Hundreds of jobs are under threat and key frontline services in Harrogate could be affected as the county council faces enforcing extra cuts of nearly £22m.
North Yorkshire County Council (NYCC) has revealed this week it is now expected to provide additional cutbacks on top of the £69m in savings it is already having to make.
As many as 400 posts could go in the next two ﬁnancial years from the authority which has already shed more than 1,000 workers over the past 18 months amid the Government’s austerity drive.
Frontline services including public transport, libraries, the schools music service and outdoor education have already had to be scaled back due to the costcutting drive.
And senior council ofﬁcers admitted this week that all services will be under review including those for the elderly and the most vulnerable in society which have until now been largely unaffected.
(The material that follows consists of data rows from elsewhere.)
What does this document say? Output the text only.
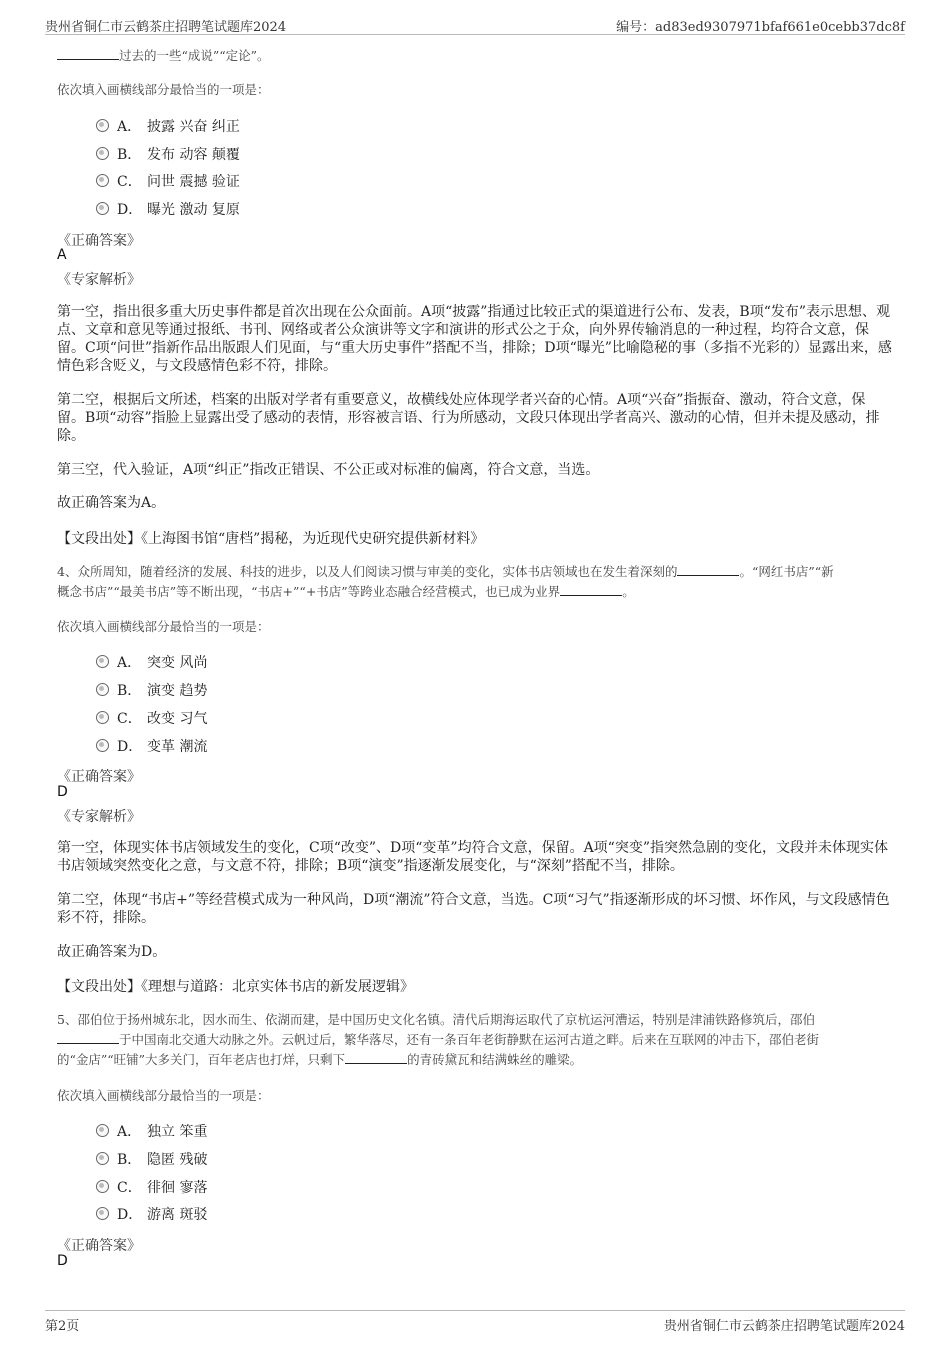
贵州省铜仁市云鹤茶庄招聘笔试题库2024	编号：ad83ed9307971bfaf661e0cebb37dc8f
过去的一些“成说”“定论”。
依次填入画横线部分最恰当的一项是：
A． 披露 兴奋 纠正
B． 发布 动容 颠覆
C． 问世 震撼 验证
D． 曝光 激动 复原
《正确答案》
A
《专家解析》
第一空，指出很多重大历史事件都是首次出现在公众面前。A项“披露”指通过比较正式的渠道进行公布、发表，B项“发布”表示思想、观点、文章和意见等通过报纸、书刊、网络或者公众演讲等文字和演讲的形式公之于众，向外界传输消息的一种过程，均符合文意，保留。C项“问世”指新作品出版跟人们见面，与“重大历史事件”搭配不当，排除；D项“曝光”比喻隐秘的事（多指不光彩的）显露出来，感情色彩含贬义，与文段感情色彩不符，排除。
第二空，根据后文所述，档案的出版对学者有重要意义，故横线处应体现学者兴奋的心情。A项“兴奋”指振奋、激动，符合文意，保留。B项“动容”指脸上显露出受了感动的表情，形容被言语、行为所感动，文段只体现出学者高兴、激动的心情，但并未提及感动，排除。
第三空，代入验证，A项“纠正”指改正错误、不公正或对标准的偏离，符合文意，当选。
故正确答案为A。
【文段出处】《上海图书馆“唐档”揭秘，为近现代史研究提供新材料》
4、众所周知，随着经济的发展、科技的进步，以及人们阅读习惯与审美的变化，实体书店领域也在发生着深刻的	。“网红书店”“新
概念书店”“最美书店”等不断出现，“书店+”“+书店”等跨业态融合经营模式，也已成为业界	。
依次填入画横线部分最恰当的一项是：
A． 突变 风尚
B． 演变 趋势
C． 改变 习气
D． 变革 潮流
《正确答案》
D
《专家解析》
第一空，体现实体书店领域发生的变化，C项“改变”、D项“变革”均符合文意，保留。A项“突变”指突然急剧的变化，文段并未体现实体书店领域突然变化之意，与文意不符，排除；B项“演变”指逐渐发展变化，与“深刻”搭配不当，排除。
第二空，体现“书店+”等经营模式成为一种风尚，D项“潮流”符合文意，当选。C项“习气”指逐渐形成的坏习惯、坏作风，与文段感情色彩不符，排除。
故正确答案为D。
【文段出处】《理想与道路：北京实体书店的新发展逻辑》
5、邵伯位于扬州城东北，因水而生、依湖而建，是中国历史文化名镇。清代后期海运取代了京杭运河漕运，特别是津浦铁路修筑后，邵伯
于中国南北交通大动脉之外。云帆过后，繁华落尽，还有一条百年老街静默在运河古道之畔。后来在互联网的冲击下，邵伯老街
的“金店”“旺铺”大多关门，百年老店也打烊，只剩下	的青砖黛瓦和结满蛛丝的雕梁。
依次填入画横线部分最恰当的一项是：
A． 独立 笨重
B． 隐匿 残破
C． 徘徊 寥落
D． 游离 斑驳
《正确答案》
D
第2页	贵州省铜仁市云鹤茶庄招聘笔试题库2024
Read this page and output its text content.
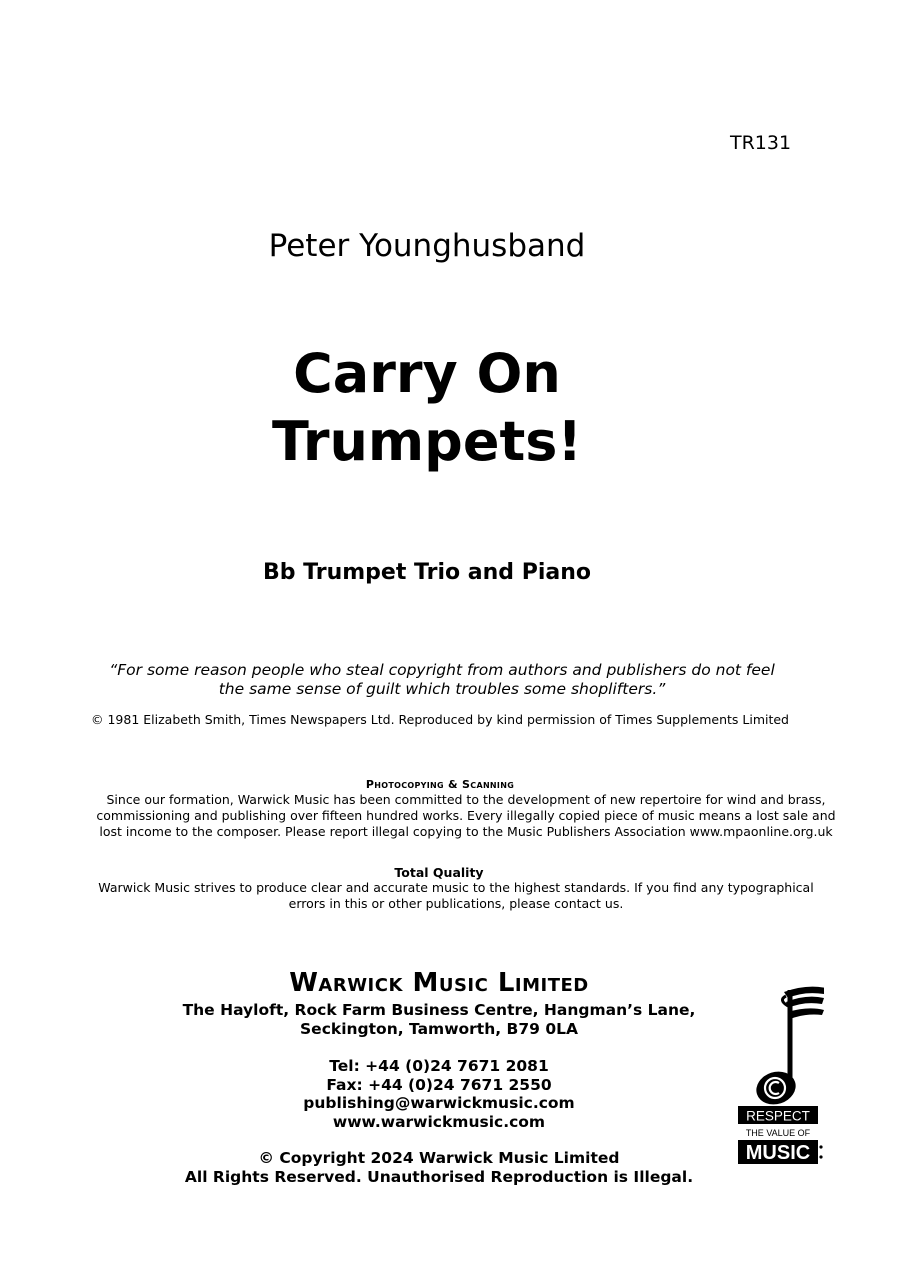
TR131
Peter Younghusband
Carry On
Trumpets!
Bb Trumpet Trio and Piano
“For some reason people who steal copyright from authors and publishers do not feel
the same sense of guilt which troubles some shoplifters.”
© 1981 Elizabeth Smith, Times Newspapers Ltd. Reproduced by kind permission of Times Supplements Limited
Photocopying & Scanning
Since our formation, Warwick Music has been committed to the development of new repertoire for wind and brass,
commissioning and publishing over fifteen hundred works. Every illegally copied piece of music means a lost sale and
lost income to the composer. Please report illegal copying to the Music Publishers Association www.mpaonline.org.uk
Total Quality
Warwick Music strives to produce clear and accurate music to the highest standards. If you find any typographical
errors in this or other publications, please contact us.
Warwick Music Limited
The Hayloft, Rock Farm Business Centre, Hangman’s Lane,
Seckington, Tamworth, B79 0LA
Tel: +44 (0)24 7671 2081
Fax: +44 (0)24 7671 2550
publishing@warwickmusic.com
www.warwickmusic.com
© Copyright 2024 Warwick Music Limited
All Rights Reserved. Unauthorised Reproduction is Illegal.
RESPECT
THE VALUE OF
MUSIC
The council’s leader, Coun John Weighell, said: “Our original task of ﬁnding £69m in savings posed very considerable challenges.
“If we now have to ﬁnd almost a third as much again, then clearly the challenge will be even greater.
“This is compounded by the timing of the Government’s announcement, as we expect this will only be conﬁrmed in January next year, just a few months before we need to be making the savings.”
Ministers have asked local authorities across the country to freeze council tax for a further year, in exchange for a grant equivalent to a tax rise of one per cent.
Combined with additional funding cuts from Westminster, North Yorkshire County Council will now have a ﬁnancial black hole of £21.8m to bridge over the next two years if it accepts the grant – on top of the cutbacks already agreed as part of its original spending plans.
The council has already drawn up plans for saving £8m in the new ﬁnancial year beginning in next April and it will have to ﬁnd a further £13.4m if it accepts the Government’s tax freeze grant.
The following year, the amount to be saved will rise from £8m to £16.4m.
The ﬁgures are based on preliminary assessments and announcements, which may have to be amended when the formal agreements on funding are made in January.
The Department for Communities and Local Government stressed that new growth incentives will give successful councils a direct boost to their coffers, which could add £10bn to the wider economy.
A spokesman for the department added: “Given councils account for aquarter of all public spending, it is vital they continue to play their part in tackling the inherited budget deﬁcit by making sensible savings through better procurement, greater transparency and sharing back ofﬁces.”
The Government conﬁrmed provisional funding settlements will be announced later this year.
Coun Weighell said the council has done all it can to weather this storm.
“Despite the difficulties of the past two years, North Yorkshire County Council has continued to invest in infrastructure and services to try to ensure that the county weathers the economic recession,” he said.